3.3 La pêche au requin et la réinvention de la tradition

3.3.2 L’émergence d’une élite économique en quête de reconnaissance

3.3.2.2 Le retour à des structures de production élargie

On le voit, la pêche au requin est une activité risquée. Elle engage les acteurs dans une dynamique d’investissements répétés (renouvellement des filets perdus, renouvellement des pirogues) qui, associée à la raréfaction des captures, lui confère un haut degré d’incertitude. Les risques concernent aussi la différenciation sociale au sein de la famille, du lignage, du village et au-delà au sein de l’ensemble des réseaux d’appartenance avec lesquels il convient de partager sa réussite.

Ce sont notamment ces risques qui ont convaincu certains groupes d’acteurs à se désengager de cette activité. C’est par exemple le cas des Tandroy qui, après s’être intéressés à cette activité quelques temps (et avoir accueillis le Vezo qui introduisit les jarifa), expliquent s’être démotivés face aux constants investissements. Avant les épizooties successives qui détruisirent leur cheptel au début des années 2000, ceux-là avaient pour habitude de consacrer leurs gains à l’achat de bétail (dont ils possédaient le plus important troupeau) plutôt qu’à l’investissement dans de coûteux moyens de production.

A l’heure actuelle, la structuration des unités de production des pêcheurs de requin et de leurs unités de pêche laisse apparaître des configurations nouvelles qui tendent là à limiter les risques sociaux de différenciation associés à cette activité.

Resserrement des unités de production

Alors que le matériel est généralement la propriété du chef de foyer, les foyers de pêcheurs de requin attribuent une partie ou la totalité du matériel à leurs enfants. Ainsi, on peut parfois

s’étonner de noter que des enfants d’à peine plus d’une douzaine d’années soient considérés comme les légitimes propriétaires d’un ou de plusieurs pans du (ou des) grand filet à requin du ménage.

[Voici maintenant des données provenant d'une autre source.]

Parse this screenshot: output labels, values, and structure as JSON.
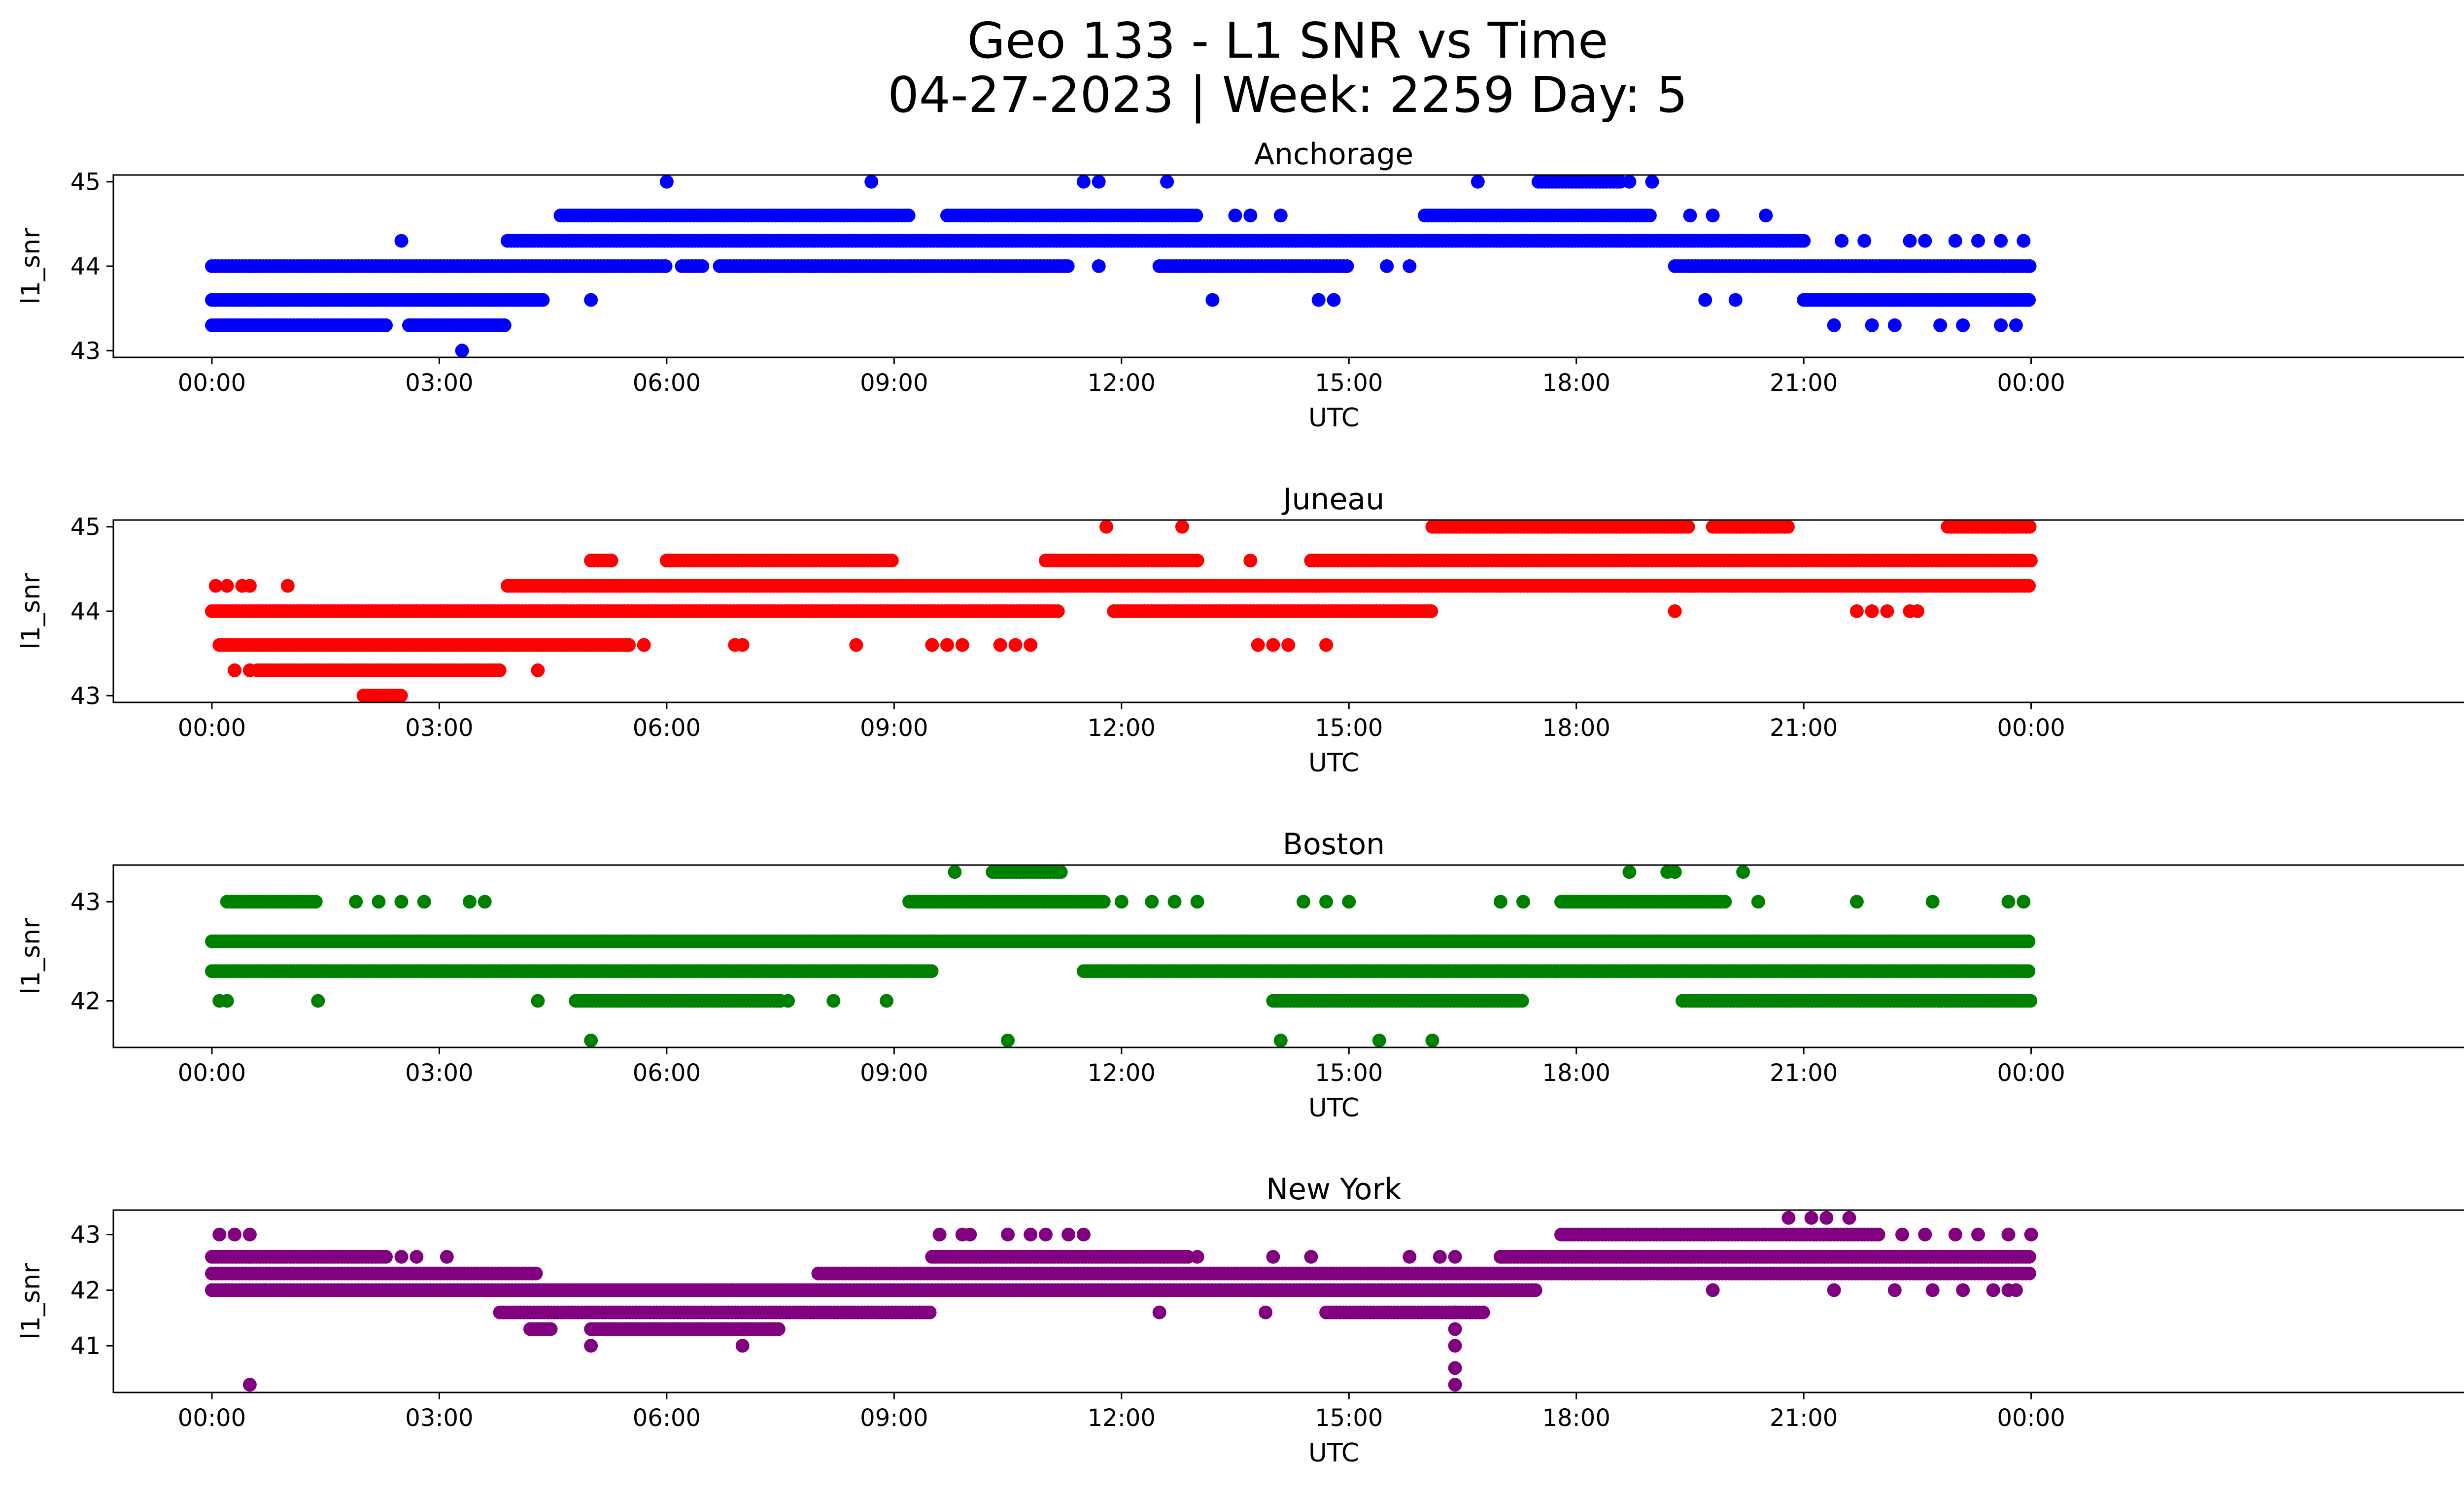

En faisant cela, les pères impliquent très tôt leurs fils dans les stratégies d’investissement et les gains réalisés à l’échelle de la famille ; gains qui seront intégralement reversés dans le budget du ménage. Lorsque les fils se marient, ils conservent la propriété du matériel attribué par leur père et continuent d’exploiter leurs pans de filet associés à ceux de leur père. Les patriarches n’ont ainsi plus besoin d’aller en mer et compte sur la force de travail de leur fils.

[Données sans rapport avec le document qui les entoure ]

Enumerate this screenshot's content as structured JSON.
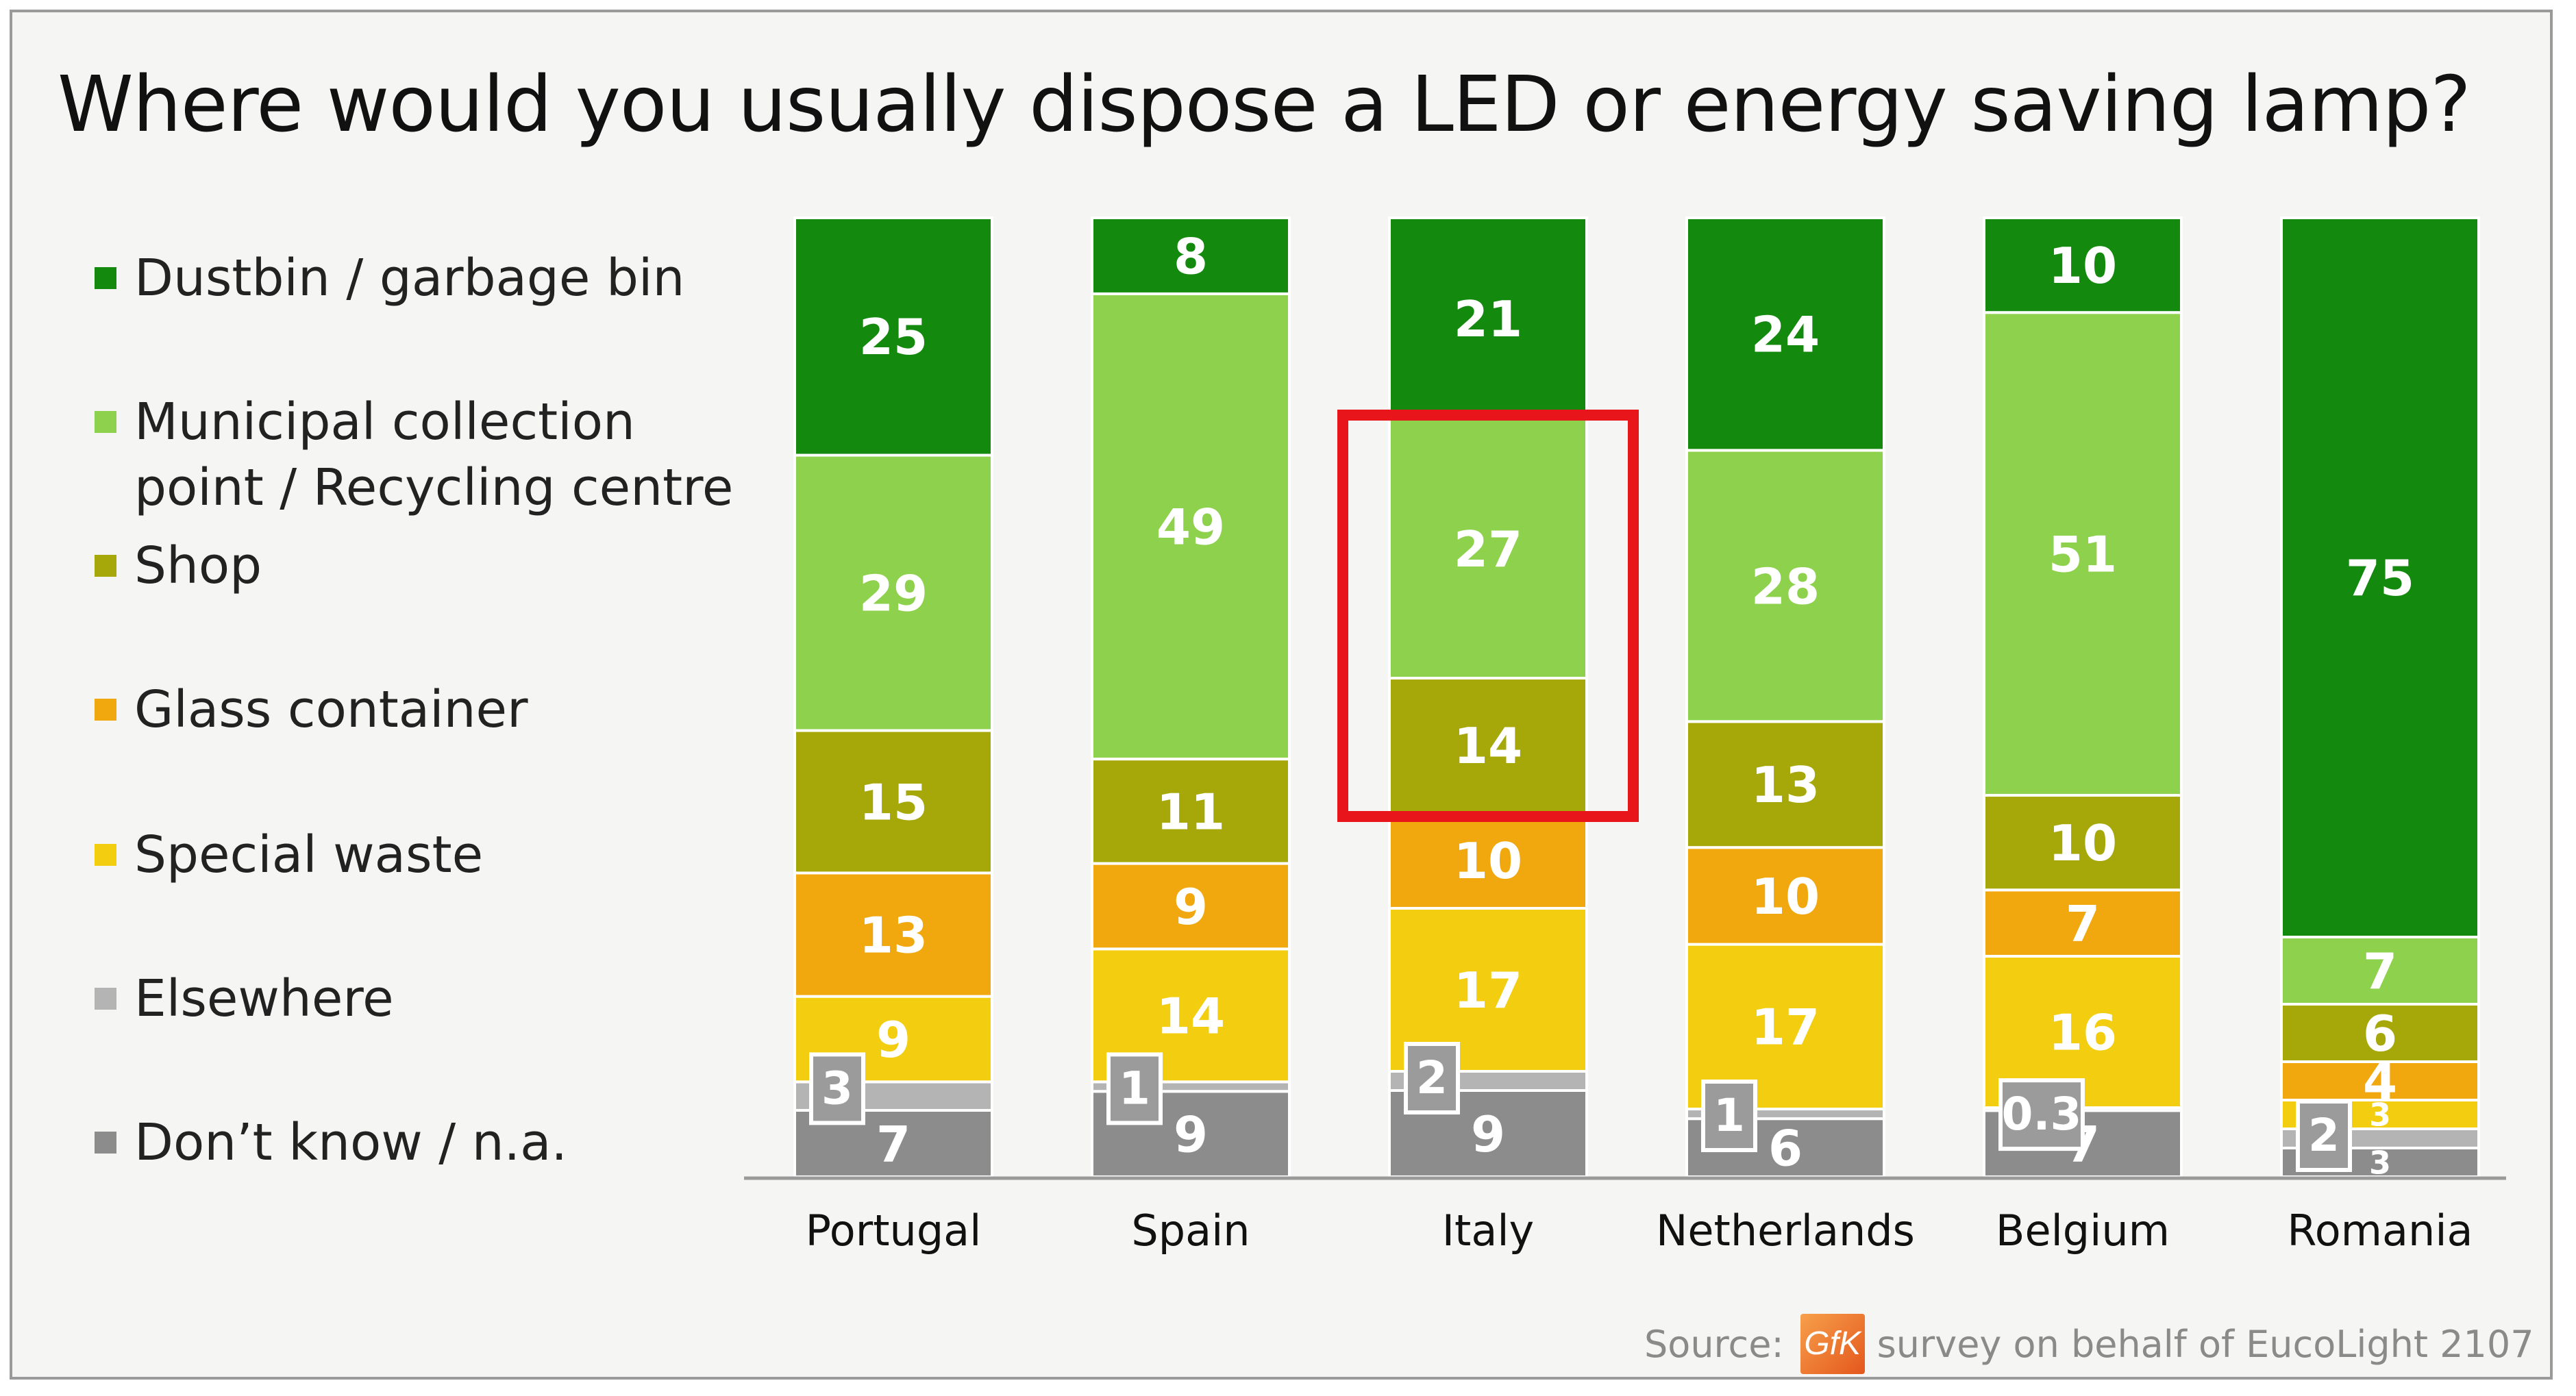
{
  "chart_data": {
    "type": "bar",
    "stacked": true,
    "title": "Where would you usually dispose a LED or energy saving lamp?",
    "categories": [
      "Portugal",
      "Spain",
      "Italy",
      "Netherlands",
      "Belgium",
      "Romania"
    ],
    "series": [
      {
        "name": "Don’t know / n.a.",
        "color": "#8c8c8c",
        "values": [
          7,
          9,
          9,
          6,
          7,
          3
        ]
      },
      {
        "name": "Elsewhere",
        "color": "#b4b4b4",
        "values": [
          3,
          1,
          2,
          1,
          0.3,
          2
        ]
      },
      {
        "name": "Special waste",
        "color": "#f2cd10",
        "values": [
          9,
          14,
          17,
          17,
          16,
          3
        ]
      },
      {
        "name": "Glass container",
        "color": "#f0a80e",
        "values": [
          13,
          9,
          10,
          10,
          7,
          4
        ]
      },
      {
        "name": "Shop",
        "color": "#a6a80a",
        "values": [
          15,
          11,
          14,
          13,
          10,
          6
        ]
      },
      {
        "name": "Municipal collection\npoint / Recycling centre",
        "color": "#8dd14c",
        "values": [
          29,
          49,
          27,
          28,
          51,
          7
        ]
      },
      {
        "name": "Dustbin / garbage bin",
        "color": "#138a0e",
        "values": [
          25,
          8,
          21,
          24,
          10,
          75
        ]
      }
    ],
    "ylim": [
      0,
      100
    ],
    "grid": false,
    "legend": "left",
    "highlight": {
      "category": "Italy",
      "series": [
        "Municipal collection\npoint / Recycling centre",
        "Shop"
      ],
      "color": "#e8161a"
    }
  },
  "legend_items": [
    {
      "label": "Dustbin / garbage bin",
      "color": "#138a0e"
    },
    {
      "label": "Municipal collection\npoint / Recycling centre",
      "color": "#8dd14c"
    },
    {
      "label": "Shop",
      "color": "#a6a80a"
    },
    {
      "label": "Glass container",
      "color": "#f0a80e"
    },
    {
      "label": "Special waste",
      "color": "#f2cd10"
    },
    {
      "label": "Elsewhere",
      "color": "#b4b4b4"
    },
    {
      "label": "Don’t know / n.a.",
      "color": "#8c8c8c"
    }
  ],
  "source": {
    "prefix": "Source:",
    "logo_text": "GfK",
    "suffix": "survey on behalf of EucoLight 2107"
  }
}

Cette cohésion va même au-delà en induisant une reconfiguration des préséances économiques à l’échelle de la famille. Aussi, dans certaines de ces unités de production composites, les patriarches se sont-ils totalement dessaisis de leur matériel au profit des foyers de leurs fils qui continuent pourtant à répercuter auprès de leurs parents une partie des bénéfices réalisés à chaque sortie fructueuse.

Le bouleversement des normes d’organisation va même parfois encore plus loin. Alors qu’il conviendrait de ne pas se doter d’une habitation plus prestigieuse que celle de son père avant sa mort, trois de ces unités ont d’abord choisi de dépenser les économies collectivement consenties dans la construction de la maison en dur de leur fils. Ce n’est qu’une fois celle-ci terminée, que l’épargne collective fut investie dans la construction de la maison du patriarche. Interrogés sur l’étrangeté de leur comportement, les chefs de famille expliquent qu’il souhaite ainsi améliorer le bien-être de leur fils avant le leur. Implicitement, ils entretiennent la cohésion au sein de l’unité de production.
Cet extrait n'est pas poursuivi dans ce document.